Make $ x=2cos\alpha$.So, ${ 8cos^{3} \alpha}-6cos\alpha-1 = 0$. Therefore, $ cos3\alpha=\frac{1}{2}$.From this, we get that: $ x_{1}=2cos140 ; x_{2}=2cos80 ; x_{3}=2cos20$ So, we have to prove that: $ 2(cos20-cos80)(cos20+cos80)=cos20+cos40$. It's equivalent to: $ 2sen100sen60=2cos30cos10$ ; which is clearly true because $ sen100=sen80=cos10$. It finishes the proof. PD: The angles are in degrees.

You are asuming that $ -2 \leq x \leq 2$

Yes, but how I found three solutions for a third degree equation, I have found all of them.
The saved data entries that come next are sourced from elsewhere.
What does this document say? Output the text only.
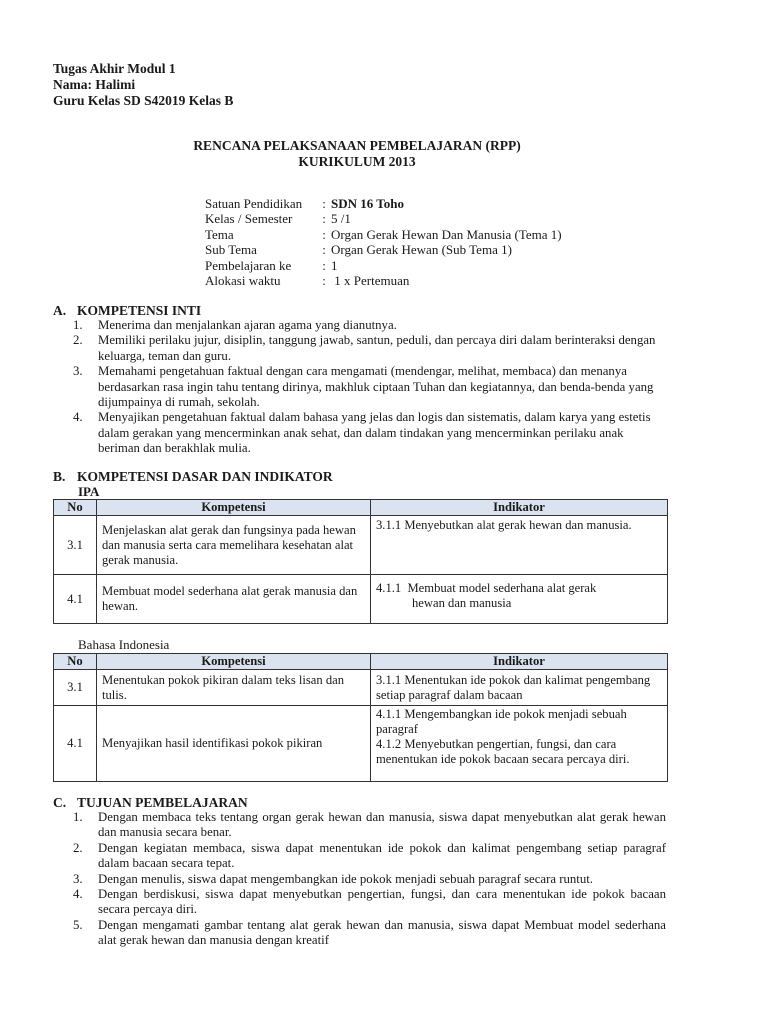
Tugas Akhir Modul 1
Nama: Halimi
Guru Kelas SD S42019 Kelas B
RENCANA PELAKSANAAN PEMBELAJARAN (RPP)
KURIKULUM 2013
Satuan Pendidikan	:	SDN 16 Toho
Kelas / Semester	:	5 /1
Tema	:	Organ Gerak Hewan Dan Manusia (Tema 1)
Sub Tema	:	Organ Gerak Hewan (Sub Tema 1)
Pembelajaran ke	:	1
Alokasi waktu	:	1 x Pertemuan
A. KOMPETENSI INTI
1. Menerima dan menjalankan ajaran agama yang dianutnya.
2. Memiliki perilaku jujur, disiplin, tanggung jawab, santun, peduli, dan percaya diri dalam berinteraksi dengan keluarga, teman dan guru.
3. Memahami pengetahuan faktual dengan cara mengamati (mendengar, melihat, membaca) dan menanya berdasarkan rasa ingin tahu tentang dirinya, makhluk ciptaan Tuhan dan kegiatannya, dan benda-benda yang dijumpainya di rumah, sekolah.
4. Menyajikan pengetahuan faktual dalam bahasa yang jelas dan logis dan sistematis, dalam karya yang estetis dalam gerakan yang mencerminkan anak sehat, dan dalam tindakan yang mencerminkan perilaku anak beriman dan berakhlak mulia.
B. KOMPETENSI DASAR DAN INDIKATOR
IPA
No	Kompetensi	Indikator
3.1	Menjelaskan alat gerak dan fungsinya pada hewan dan manusia serta cara memelihara kesehatan alat gerak manusia.	3.1.1 Menyebutkan alat gerak hewan dan manusia.
4.1	Membuat model sederhana alat gerak manusia dan hewan.	4.1.1  Membuat model sederhana alat gerak
hewan dan manusia
Bahasa Indonesia
No	Kompetensi	Indikator
3.1	Menentukan pokok pikiran dalam teks lisan dan tulis.	3.1.1 Menentukan ide pokok dan kalimat pengembang setiap paragraf dalam bacaan
4.1	Menyajikan hasil identifikasi pokok pikiran	4.1.1 Mengembangkan ide pokok menjadi sebuah paragraf
4.1.2 Menyebutkan pengertian, fungsi, dan cara menentukan ide pokok bacaan secara percaya diri.
C. TUJUAN PEMBELAJARAN
1. Dengan membaca teks tentang organ gerak hewan dan manusia, siswa dapat menyebutkan alat gerak hewan dan manusia secara benar.
2. Dengan kegiatan membaca, siswa dapat menentukan ide pokok dan kalimat pengembang setiap paragraf dalam bacaan secara tepat.
3. Dengan menulis, siswa dapat mengembangkan ide pokok menjadi sebuah paragraf secara runtut.
4. Dengan berdiskusi, siswa dapat menyebutkan pengertian, fungsi, dan cara menentukan ide pokok bacaan secara percaya diri.
5. Dengan mengamati gambar tentang alat gerak hewan dan manusia, siswa dapat Membuat model sederhana alat gerak hewan dan manusia dengan kreatif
Thanks for your reply.

Let $f(x)=x^3 - 3x -1$. Examining the values of f(1), f(0), f(-1) and f(-2), we can see that $x_1 < x_2 < 0 < x_3$. Note that if $z$ is a root of $f(x)=0$, then $1/z$ and $(-1-z)$ are both roots of $g(x) = x^3+3x^2-1=0$. But $1/x_2 <1/x_1 < 0 < 1/x_3$ and $-1-x_3 < -1-x_2 < -1-x_1$, so we must have $x_3+1/x_2= -1 = x_1+1/x_3$. Since $f(z)=0$ implies $z^2 = 3 + 1/z$, we can substitute and rearrange to get the required equality.